AI systems are trained on vast datasets often scraped without permission or compensation to creators. This raises questions about legal exposure, fair compensation, and the sustainability of the creative ecosystem.

Key Concepts

Training data provenance Documentation of where AI training data comes from and what usage rights exist.
Text and data mining (TDM) Automated processing of content to extract information, often for AI training.
Opt-out rights Creators' ability to prevent their work from being used in AI training.
Model outputs and copyright Questions about who owns AI-generated content and whether it infringes existing copyright.
Creative ecosystem sustainability The concern that AI may undermine the economic viability of human creation.

Warning Signs

Watch for these indicators of IP and sustainability risks:

  • Training data sources are unknown or undocumented
  • No due diligence has been done on data provenance for AI systems in use
  • AI-generated content is used without considering copyright implications
  • The organisation is dependent on AI systems with unclear data rights
  • There's no policy on respecting creator opt-out preferences
  • Procurement doesn't consider vendors' data sourcing practices

Questions to Ask in AI Project Reviews

  • "Where does the training data come from?

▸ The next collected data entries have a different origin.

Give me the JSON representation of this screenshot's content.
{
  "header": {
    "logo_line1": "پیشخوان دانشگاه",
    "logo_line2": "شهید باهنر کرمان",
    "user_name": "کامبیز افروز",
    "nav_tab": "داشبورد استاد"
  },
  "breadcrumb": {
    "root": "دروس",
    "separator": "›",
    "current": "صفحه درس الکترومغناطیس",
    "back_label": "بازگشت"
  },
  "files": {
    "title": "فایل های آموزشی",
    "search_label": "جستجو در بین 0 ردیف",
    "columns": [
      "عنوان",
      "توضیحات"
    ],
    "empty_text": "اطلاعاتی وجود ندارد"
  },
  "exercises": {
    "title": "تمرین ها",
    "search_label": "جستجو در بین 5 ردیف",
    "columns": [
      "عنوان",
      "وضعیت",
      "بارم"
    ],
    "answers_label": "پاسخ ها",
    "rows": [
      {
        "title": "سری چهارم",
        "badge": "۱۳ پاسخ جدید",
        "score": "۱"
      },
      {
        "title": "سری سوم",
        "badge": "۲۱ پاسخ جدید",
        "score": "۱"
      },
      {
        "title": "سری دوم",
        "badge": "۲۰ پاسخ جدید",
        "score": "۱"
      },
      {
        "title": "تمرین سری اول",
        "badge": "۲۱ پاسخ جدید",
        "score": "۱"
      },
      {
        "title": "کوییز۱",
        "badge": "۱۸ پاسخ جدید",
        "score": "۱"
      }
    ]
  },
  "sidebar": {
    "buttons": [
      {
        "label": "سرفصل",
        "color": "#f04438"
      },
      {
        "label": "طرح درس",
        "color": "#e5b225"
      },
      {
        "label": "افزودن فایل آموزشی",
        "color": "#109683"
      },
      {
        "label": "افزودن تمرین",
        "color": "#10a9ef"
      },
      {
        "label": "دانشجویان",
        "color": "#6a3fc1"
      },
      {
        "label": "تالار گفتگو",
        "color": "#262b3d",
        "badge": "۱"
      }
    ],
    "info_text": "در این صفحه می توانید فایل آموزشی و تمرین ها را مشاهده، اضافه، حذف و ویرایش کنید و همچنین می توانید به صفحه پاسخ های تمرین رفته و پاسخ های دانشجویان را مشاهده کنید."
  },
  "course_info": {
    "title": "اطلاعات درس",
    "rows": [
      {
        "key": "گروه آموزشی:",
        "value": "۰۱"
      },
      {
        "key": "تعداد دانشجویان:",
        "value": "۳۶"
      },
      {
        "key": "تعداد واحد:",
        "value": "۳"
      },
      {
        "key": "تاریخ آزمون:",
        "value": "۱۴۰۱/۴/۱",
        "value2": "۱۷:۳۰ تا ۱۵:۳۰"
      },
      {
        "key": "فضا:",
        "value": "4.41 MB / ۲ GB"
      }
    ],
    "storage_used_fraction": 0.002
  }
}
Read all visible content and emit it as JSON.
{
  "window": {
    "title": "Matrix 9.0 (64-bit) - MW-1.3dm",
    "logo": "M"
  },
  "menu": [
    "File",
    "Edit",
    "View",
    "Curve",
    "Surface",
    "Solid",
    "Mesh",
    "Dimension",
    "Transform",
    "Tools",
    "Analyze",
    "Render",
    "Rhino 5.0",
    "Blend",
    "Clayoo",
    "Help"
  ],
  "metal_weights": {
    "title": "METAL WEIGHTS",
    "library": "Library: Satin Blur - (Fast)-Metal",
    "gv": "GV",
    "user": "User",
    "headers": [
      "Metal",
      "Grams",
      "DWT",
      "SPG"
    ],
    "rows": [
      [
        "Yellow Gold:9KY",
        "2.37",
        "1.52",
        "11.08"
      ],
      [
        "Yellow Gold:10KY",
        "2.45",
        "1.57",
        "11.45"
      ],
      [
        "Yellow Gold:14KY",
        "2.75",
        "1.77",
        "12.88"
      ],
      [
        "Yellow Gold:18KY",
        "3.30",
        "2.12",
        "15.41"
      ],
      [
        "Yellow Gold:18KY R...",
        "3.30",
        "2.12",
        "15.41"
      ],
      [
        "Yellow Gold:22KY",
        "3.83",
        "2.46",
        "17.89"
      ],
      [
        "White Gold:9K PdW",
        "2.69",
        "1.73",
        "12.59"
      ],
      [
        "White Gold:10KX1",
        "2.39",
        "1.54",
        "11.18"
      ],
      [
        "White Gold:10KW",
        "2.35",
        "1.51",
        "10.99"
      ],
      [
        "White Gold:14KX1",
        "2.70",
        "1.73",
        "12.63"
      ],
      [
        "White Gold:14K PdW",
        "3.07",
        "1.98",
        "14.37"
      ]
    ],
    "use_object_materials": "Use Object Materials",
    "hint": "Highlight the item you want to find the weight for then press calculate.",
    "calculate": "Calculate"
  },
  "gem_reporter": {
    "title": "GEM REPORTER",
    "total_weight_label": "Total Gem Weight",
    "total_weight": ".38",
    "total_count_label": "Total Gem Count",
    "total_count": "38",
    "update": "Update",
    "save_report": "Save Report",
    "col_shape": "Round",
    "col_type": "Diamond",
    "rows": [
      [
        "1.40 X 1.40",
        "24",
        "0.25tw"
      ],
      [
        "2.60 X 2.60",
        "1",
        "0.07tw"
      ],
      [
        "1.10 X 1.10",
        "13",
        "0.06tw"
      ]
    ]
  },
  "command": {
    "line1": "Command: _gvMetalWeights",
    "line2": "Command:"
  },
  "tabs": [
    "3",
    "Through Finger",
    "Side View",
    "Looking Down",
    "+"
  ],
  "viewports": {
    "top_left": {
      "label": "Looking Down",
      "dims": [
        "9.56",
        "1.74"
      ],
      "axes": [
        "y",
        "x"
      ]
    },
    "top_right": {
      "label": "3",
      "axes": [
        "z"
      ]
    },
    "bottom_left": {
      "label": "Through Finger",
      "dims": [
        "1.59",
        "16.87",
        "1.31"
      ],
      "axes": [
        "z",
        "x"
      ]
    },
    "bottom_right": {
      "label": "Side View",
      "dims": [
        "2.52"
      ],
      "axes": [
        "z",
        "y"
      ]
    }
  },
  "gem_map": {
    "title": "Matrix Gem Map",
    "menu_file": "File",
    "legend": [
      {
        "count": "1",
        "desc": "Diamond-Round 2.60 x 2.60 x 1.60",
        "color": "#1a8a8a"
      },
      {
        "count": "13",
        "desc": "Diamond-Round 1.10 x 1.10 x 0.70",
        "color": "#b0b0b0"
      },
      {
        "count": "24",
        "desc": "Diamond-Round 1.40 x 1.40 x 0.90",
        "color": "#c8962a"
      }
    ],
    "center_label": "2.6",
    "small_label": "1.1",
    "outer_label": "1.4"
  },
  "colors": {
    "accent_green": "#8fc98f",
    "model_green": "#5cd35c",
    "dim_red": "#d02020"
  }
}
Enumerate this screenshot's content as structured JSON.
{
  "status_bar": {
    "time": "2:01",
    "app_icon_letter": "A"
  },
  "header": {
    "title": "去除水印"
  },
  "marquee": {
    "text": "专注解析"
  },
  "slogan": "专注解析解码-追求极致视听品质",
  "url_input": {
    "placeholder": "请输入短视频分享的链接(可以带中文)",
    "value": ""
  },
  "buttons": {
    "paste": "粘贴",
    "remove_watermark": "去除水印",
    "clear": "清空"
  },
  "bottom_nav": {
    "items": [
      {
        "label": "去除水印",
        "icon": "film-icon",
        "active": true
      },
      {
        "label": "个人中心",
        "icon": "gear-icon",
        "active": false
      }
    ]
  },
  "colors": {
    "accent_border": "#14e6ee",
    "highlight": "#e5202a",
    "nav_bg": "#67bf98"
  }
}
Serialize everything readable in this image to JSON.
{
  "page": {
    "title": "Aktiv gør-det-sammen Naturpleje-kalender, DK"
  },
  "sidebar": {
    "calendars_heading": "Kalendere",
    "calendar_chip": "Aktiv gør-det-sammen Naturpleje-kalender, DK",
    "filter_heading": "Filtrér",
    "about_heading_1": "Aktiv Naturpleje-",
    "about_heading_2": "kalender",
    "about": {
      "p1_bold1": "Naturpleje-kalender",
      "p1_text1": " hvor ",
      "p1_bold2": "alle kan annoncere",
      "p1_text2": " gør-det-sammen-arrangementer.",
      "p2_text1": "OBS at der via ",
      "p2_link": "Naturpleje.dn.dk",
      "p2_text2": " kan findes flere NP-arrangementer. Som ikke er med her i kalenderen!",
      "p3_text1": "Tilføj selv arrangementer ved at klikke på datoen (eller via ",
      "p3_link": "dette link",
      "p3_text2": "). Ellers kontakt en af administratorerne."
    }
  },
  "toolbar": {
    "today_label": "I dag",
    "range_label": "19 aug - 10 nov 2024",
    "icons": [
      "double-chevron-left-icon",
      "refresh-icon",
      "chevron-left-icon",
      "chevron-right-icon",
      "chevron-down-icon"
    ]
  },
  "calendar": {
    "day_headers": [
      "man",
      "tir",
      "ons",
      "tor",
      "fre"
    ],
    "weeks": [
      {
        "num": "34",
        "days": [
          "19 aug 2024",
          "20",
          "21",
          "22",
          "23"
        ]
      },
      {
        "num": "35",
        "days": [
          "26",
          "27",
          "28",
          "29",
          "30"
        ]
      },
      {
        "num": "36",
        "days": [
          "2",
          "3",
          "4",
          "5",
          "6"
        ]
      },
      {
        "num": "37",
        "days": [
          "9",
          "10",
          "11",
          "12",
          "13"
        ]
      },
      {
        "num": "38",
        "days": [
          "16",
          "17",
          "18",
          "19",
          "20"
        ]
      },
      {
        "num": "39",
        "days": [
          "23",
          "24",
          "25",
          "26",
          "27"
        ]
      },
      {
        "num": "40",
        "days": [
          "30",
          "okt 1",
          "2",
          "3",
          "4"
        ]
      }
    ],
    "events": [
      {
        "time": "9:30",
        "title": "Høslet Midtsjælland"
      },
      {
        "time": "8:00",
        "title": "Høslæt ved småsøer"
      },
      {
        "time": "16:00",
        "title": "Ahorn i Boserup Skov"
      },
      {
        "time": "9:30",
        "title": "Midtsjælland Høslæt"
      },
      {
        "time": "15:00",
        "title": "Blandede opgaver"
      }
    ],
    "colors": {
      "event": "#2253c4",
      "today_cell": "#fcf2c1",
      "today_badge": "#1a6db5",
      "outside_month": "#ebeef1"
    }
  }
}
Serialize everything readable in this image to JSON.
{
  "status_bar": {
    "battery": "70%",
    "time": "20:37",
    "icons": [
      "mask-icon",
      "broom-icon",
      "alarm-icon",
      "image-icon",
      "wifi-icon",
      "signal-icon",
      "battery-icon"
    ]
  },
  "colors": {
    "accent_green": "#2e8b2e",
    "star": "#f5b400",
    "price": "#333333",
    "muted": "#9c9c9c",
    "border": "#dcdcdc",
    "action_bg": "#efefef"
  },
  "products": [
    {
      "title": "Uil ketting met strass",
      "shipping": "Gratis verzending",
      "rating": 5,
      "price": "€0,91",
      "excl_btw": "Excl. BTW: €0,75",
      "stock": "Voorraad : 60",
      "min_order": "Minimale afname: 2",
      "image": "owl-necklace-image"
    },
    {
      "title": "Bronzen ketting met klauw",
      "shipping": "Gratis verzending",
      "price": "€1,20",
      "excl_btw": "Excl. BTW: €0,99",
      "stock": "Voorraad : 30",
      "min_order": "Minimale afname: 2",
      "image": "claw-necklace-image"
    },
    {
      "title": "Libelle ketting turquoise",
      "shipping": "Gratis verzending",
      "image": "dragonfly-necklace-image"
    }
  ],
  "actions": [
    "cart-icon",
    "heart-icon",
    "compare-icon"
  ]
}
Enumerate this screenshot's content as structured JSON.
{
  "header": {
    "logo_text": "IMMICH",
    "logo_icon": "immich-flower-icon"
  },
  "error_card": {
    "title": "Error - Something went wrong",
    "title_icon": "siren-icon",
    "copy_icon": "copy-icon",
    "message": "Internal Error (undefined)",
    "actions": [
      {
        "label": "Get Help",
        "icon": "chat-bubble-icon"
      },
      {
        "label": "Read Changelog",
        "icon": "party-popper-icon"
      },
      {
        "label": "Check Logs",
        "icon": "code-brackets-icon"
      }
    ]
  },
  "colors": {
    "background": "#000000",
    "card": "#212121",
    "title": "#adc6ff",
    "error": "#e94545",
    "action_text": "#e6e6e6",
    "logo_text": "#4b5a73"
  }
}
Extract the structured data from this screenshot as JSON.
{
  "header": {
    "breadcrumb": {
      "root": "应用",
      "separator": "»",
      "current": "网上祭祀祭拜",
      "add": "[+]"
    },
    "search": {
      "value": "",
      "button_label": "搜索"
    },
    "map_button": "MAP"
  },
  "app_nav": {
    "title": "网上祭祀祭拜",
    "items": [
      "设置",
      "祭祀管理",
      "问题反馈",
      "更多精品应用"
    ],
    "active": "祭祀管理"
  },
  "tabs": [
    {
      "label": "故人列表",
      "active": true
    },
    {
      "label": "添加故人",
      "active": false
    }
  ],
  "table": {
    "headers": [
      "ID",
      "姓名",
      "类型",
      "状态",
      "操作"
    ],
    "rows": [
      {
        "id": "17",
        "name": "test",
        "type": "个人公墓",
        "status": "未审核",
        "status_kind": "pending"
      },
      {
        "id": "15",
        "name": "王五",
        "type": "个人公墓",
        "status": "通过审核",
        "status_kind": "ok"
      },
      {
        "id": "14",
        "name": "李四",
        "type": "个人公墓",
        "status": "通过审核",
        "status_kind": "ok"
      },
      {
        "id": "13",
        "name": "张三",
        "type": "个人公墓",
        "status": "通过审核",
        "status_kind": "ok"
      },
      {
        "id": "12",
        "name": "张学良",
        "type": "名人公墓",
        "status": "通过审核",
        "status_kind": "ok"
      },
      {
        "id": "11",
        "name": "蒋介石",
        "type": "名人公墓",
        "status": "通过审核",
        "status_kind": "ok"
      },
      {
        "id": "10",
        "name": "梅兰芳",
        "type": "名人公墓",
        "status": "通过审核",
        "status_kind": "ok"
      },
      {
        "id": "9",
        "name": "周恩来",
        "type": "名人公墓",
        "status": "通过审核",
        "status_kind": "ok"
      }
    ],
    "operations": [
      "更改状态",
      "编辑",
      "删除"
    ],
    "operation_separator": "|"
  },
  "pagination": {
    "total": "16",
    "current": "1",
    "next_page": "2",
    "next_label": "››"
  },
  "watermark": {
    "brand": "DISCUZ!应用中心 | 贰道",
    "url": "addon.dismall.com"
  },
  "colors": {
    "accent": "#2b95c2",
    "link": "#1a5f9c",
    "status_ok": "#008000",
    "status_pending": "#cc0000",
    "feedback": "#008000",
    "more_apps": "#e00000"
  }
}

What rights have been secured?"
  • "Has due diligence been done on the data provenance of this model?"
  • "What happens if the legal landscape on AI training data changes?"

Questions to Ask in Governance Discussions

  • "What's our position on using AI systems with unclear data provenance?"
  • "How are we ensuring AI-generated content doesn't create copyright exposure?"
  • "What's our policy on respecting creator opt-out preferences?"

Questions to Ask in Strategy Sessions

  • "How dependent is our AI strategy on data sources that may face legal challenges?"
  • "Are we building sustainable relationships with content creators or extracting value unsustainably?"
  • "What contingencies exist if training data rights become more restricted?"

Reflection Prompts

  1. Your awareness: For AI systems you use, do you know where the training data came from?
  2. Your organisation's exposure: What legal or reputational risks might exist from AI data sourcing practices?
  3. Your position: What do you believe is the right balance between AI innovation and creator rights?

Good Practice Checklist

  • Training data provenance is documented for AI systems in use
  • Due diligence on data rights is part of AI procurement
  • Policy exists on respecting creator opt-out preferences
  • AI-generated content use considers copyright implications
  • Relationships with content creators are sustainable, not extractive
  • Contingency planning addresses potential data rights restrictions

Quick Reference

Element Question to Ask Red Flag
Provenance Where does training data come from? Unknown or "the internet"
Rights What usage rights exist? Assumed or unverified
Outputs Who owns AI-generated content? Never considered
Sustainability Impact on creator ecosystem? Not considered
Contingency What if data rights change? No plan exists

The Evolving Legal Landscape

UK position: Government has signalled support for copyright exceptions enabling AI training, while seeking balance with creator rights. Details remain contested.

EU position: More restrictive approach requiring respect for opt-out rights and greater transparency about training data.

Litigation: Major lawsuits are ongoing globally. The legal landscape may shift significantly.

Risk implication: Organisations should understand their exposure and have contingency plans for different legal outcomes.